Frequently asked questions

What is a strangle on TTD?
A strangle on TTD is the strangle strategy applied to TTD (stock). The strategy is structurally neutral / high-volatility (long premium, OTM): A long strangle buys an OTM call and an OTM put at offset strikes, cheaper than a straddle but requiring a larger underlying move to profit since both wings start out-of-the-money. With TTD stock trading near $21.08, the strikes shown on this page are snapped to the nearest listed TTD chain strike and the premiums come straight from the end-of-day bid/ask midpoint.
How are TTD strangle max profit and max loss calculated?
Upside max profit is unbounded; downside max profit is bounded at the put strike minus the combined debit (reached at zero).
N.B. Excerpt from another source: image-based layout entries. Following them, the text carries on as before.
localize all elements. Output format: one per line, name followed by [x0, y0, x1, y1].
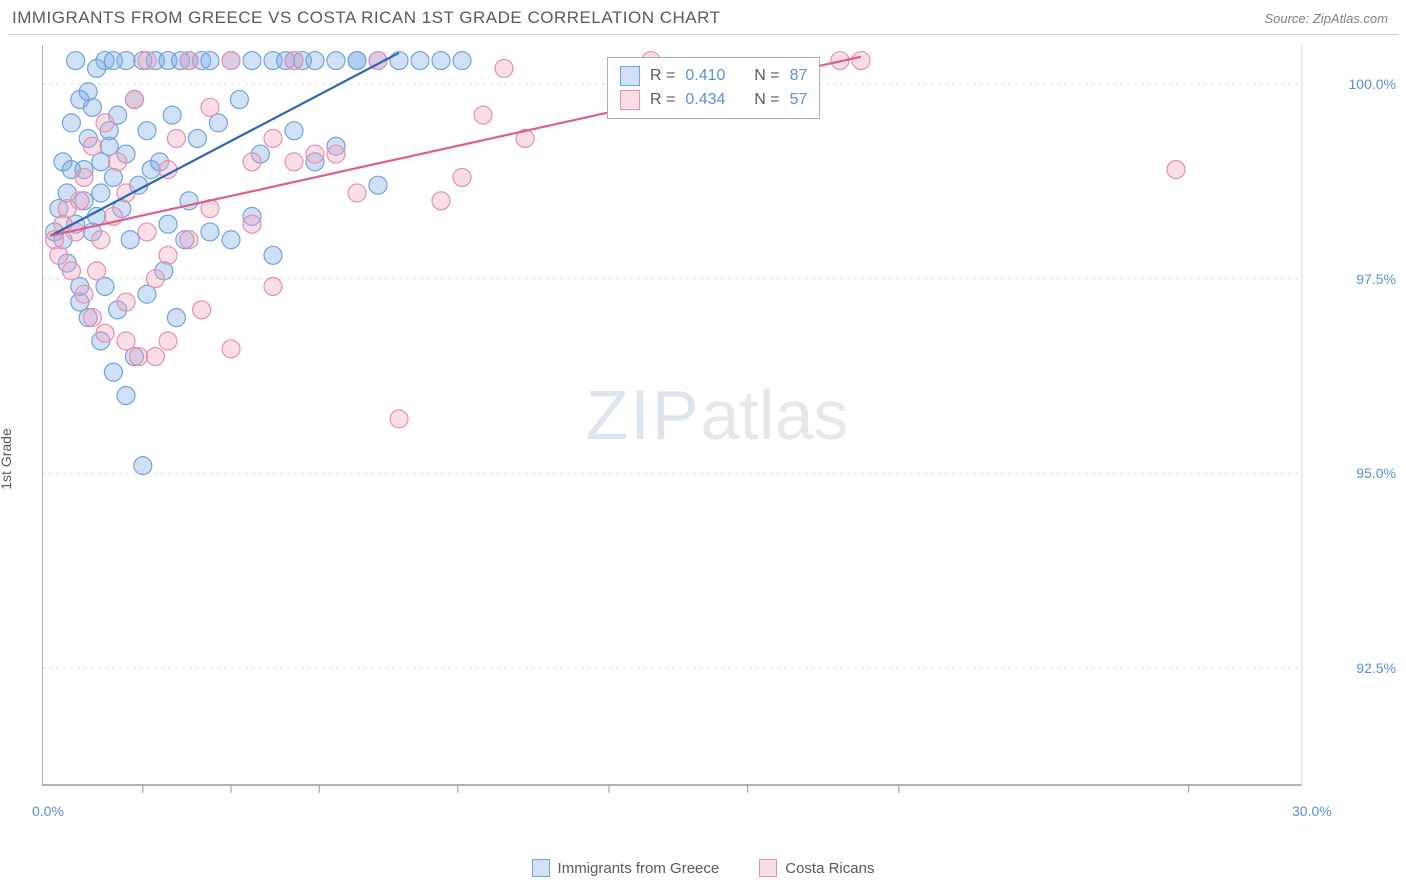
n-label: N = — [754, 67, 779, 85]
stats-row: R = 0.434 N = 57 — [620, 88, 807, 112]
n-value: 57 — [790, 91, 808, 109]
legend-swatch — [759, 859, 777, 877]
chart-area: 1st Grade ZIPatlas R = 0.410 N = 87 R = … — [0, 35, 1406, 883]
x-tick-label: 30.0% — [1292, 803, 1332, 819]
y-tick-label: 95.0% — [1356, 465, 1396, 481]
footer-legend: Immigrants from Greece Costa Ricans — [0, 859, 1406, 877]
x-tick-label: 0.0% — [32, 803, 64, 819]
y-axis-label: 1st Grade — [0, 428, 14, 489]
legend-label: Costa Ricans — [785, 860, 874, 877]
y-tick-label: 97.5% — [1356, 271, 1396, 287]
n-value: 87 — [790, 67, 808, 85]
legend-swatch — [620, 90, 640, 110]
n-label: N = — [754, 91, 779, 109]
correlation-stats-box: R = 0.410 N = 87 R = 0.434 N = 57 — [607, 57, 820, 119]
legend-swatch — [532, 859, 550, 877]
chart-header: IMMIGRANTS FROM GREECE VS COSTA RICAN 1S… — [0, 0, 1406, 34]
y-tick-label: 100.0% — [1349, 76, 1396, 92]
stats-row: R = 0.410 N = 87 — [620, 64, 807, 88]
legend-label: Immigrants from Greece — [558, 860, 720, 877]
source-attribution: Source: ZipAtlas.com — [1264, 11, 1388, 26]
chart-title: IMMIGRANTS FROM GREECE VS COSTA RICAN 1S… — [12, 8, 721, 28]
source-prefix: Source: — [1264, 11, 1312, 26]
source-name: ZipAtlas.com — [1313, 11, 1388, 26]
r-label: R = — [650, 67, 675, 85]
legend-item: Immigrants from Greece — [532, 859, 720, 877]
r-value: 0.410 — [685, 67, 725, 85]
scatter-plot-svg — [42, 45, 1392, 815]
r-label: R = — [650, 91, 675, 109]
plot-area: ZIPatlas R = 0.410 N = 87 R = 0.434 N = … — [42, 45, 1392, 815]
legend-item: Costa Ricans — [759, 859, 874, 877]
r-value: 0.434 — [685, 91, 725, 109]
legend-swatch — [620, 66, 640, 86]
y-tick-label: 92.5% — [1356, 660, 1396, 676]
Max loss equals the combined debit times 100 (reached anywhere between the two OTM strikes). Two breakevens at call-strike plus debit and put-strike minus debit. For the TTD strangle priced from the end-of-day chain at a 30-day expiry (ATM IV 61.10%), the computed maximum profit is unbounded per contract and the computed maximum loss is -$190.00 per contract. Live intraday quotes will differ as the chain moves through the trading session.
What is the breakeven for a TTD strangle?
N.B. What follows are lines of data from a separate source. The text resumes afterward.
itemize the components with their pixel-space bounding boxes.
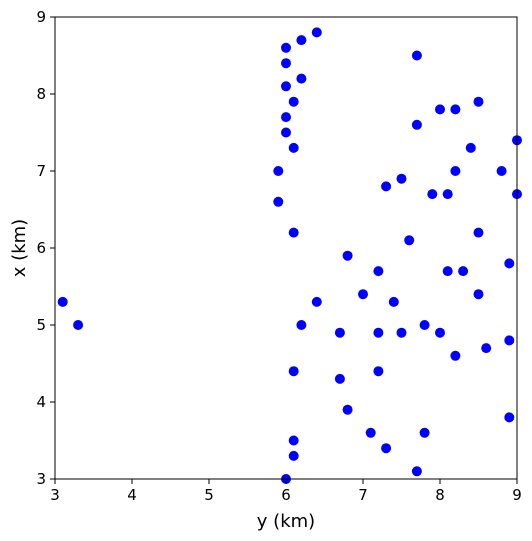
y-axis-label: x (km) — [9, 219, 30, 277]
x-axis-ticks: 3 4 5 6 7 8 9 — [50, 479, 522, 504]
data-point — [296, 320, 307, 330]
data-point — [288, 142, 299, 153]
x-tick-label: 8 — [435, 486, 445, 504]
data-point — [388, 296, 399, 307]
y-tick-label: 7 — [36, 162, 46, 180]
x-tick-label: 6 — [281, 486, 291, 504]
x-axis-label: y (km) — [257, 511, 315, 532]
data-point — [73, 320, 84, 330]
data-point — [281, 42, 291, 53]
y-axis-ticks: 3 4 5 6 7 8 9 — [36, 8, 55, 488]
data-point — [473, 227, 484, 238]
data-point — [496, 166, 507, 176]
data-point — [273, 196, 284, 207]
data-point — [296, 73, 307, 84]
data-point — [419, 320, 430, 330]
data-point — [288, 96, 299, 107]
x-tick-label: 9 — [512, 486, 522, 504]
data-point — [450, 350, 461, 361]
y-tick-label: 9 — [36, 8, 46, 26]
y-tick-label: 8 — [36, 85, 46, 103]
data-point — [427, 189, 438, 200]
data-point — [281, 112, 291, 123]
data-point — [481, 343, 492, 354]
x-tick-label: 5 — [204, 486, 214, 504]
data-point — [373, 366, 384, 377]
data-point — [381, 181, 392, 192]
data-point — [342, 404, 353, 415]
y-tick-label: 4 — [36, 393, 46, 411]
data-point — [273, 166, 284, 176]
data-point — [288, 366, 299, 377]
data-point — [504, 412, 515, 423]
data-point — [419, 427, 430, 438]
data-point — [311, 296, 322, 307]
data-point — [281, 127, 291, 138]
data-point — [334, 373, 345, 384]
data-point — [281, 58, 291, 69]
data-point — [442, 189, 453, 200]
x-tick-label: 7 — [358, 486, 368, 504]
data-point — [296, 35, 307, 46]
data-point — [342, 250, 353, 261]
data-point — [411, 50, 422, 61]
data-point — [373, 266, 384, 277]
data-point — [57, 296, 68, 307]
points-layer — [57, 27, 522, 484]
x-tick-label: 4 — [127, 486, 137, 504]
y-tick-label: 6 — [36, 239, 46, 257]
data-point — [435, 327, 445, 338]
data-point — [281, 81, 291, 92]
data-point — [358, 289, 368, 300]
data-point — [450, 104, 461, 115]
data-point — [504, 335, 515, 346]
data-point — [396, 173, 407, 184]
y-tick-label: 3 — [36, 470, 46, 488]
data-point — [334, 327, 345, 338]
data-point — [288, 435, 299, 446]
data-point — [411, 119, 422, 130]
x-tick-label: 3 — [50, 486, 60, 504]
data-point — [504, 258, 515, 269]
data-point — [458, 266, 469, 277]
data-point — [411, 466, 422, 477]
y-tick-label: 5 — [36, 316, 46, 334]
data-point — [442, 266, 453, 277]
data-point — [373, 327, 384, 338]
data-point — [450, 166, 461, 176]
data-point — [396, 327, 407, 338]
data-point — [365, 427, 376, 438]
data-point — [465, 142, 476, 153]
data-point — [473, 289, 484, 300]
data-point — [381, 443, 392, 454]
data-point — [404, 235, 415, 246]
data-point — [288, 450, 299, 461]
data-point — [435, 104, 445, 115]
data-point — [473, 96, 484, 107]
data-point — [311, 27, 322, 38]
data-point — [288, 227, 299, 238]
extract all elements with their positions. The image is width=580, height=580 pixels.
The breakeven for the TTD strangle priced on this page is roughly $18.10 and $23.90 at expiration, derived from end-of-day chain premiums. Breakeven is the underlying price at which the strategy's P&L crosses zero ignoring transaction costs and assignment risk. The current TTD market-implied 1-standard-deviation expected move is approximately 17.52%; if the move sits well outside the breakeven distance, the structure's risk-reward becomes correspondingly tighter.
When should you consider a strangle on TTD?
Strangles on TTD are the cheaper cousin of the straddle - traders use them when they want a large directional move but are willing to give up the inner-strike sensitivity in exchange for a lower up-front debit on the TTD chain.
How does current TTD implied volatility affect this strangle?
TTD ATM IV is at 61.10% with IV rank near 34.25%, which is mid-range against its 1-year history. Strategy selection depends more on directional thesis and expected move than on a strong IV signal.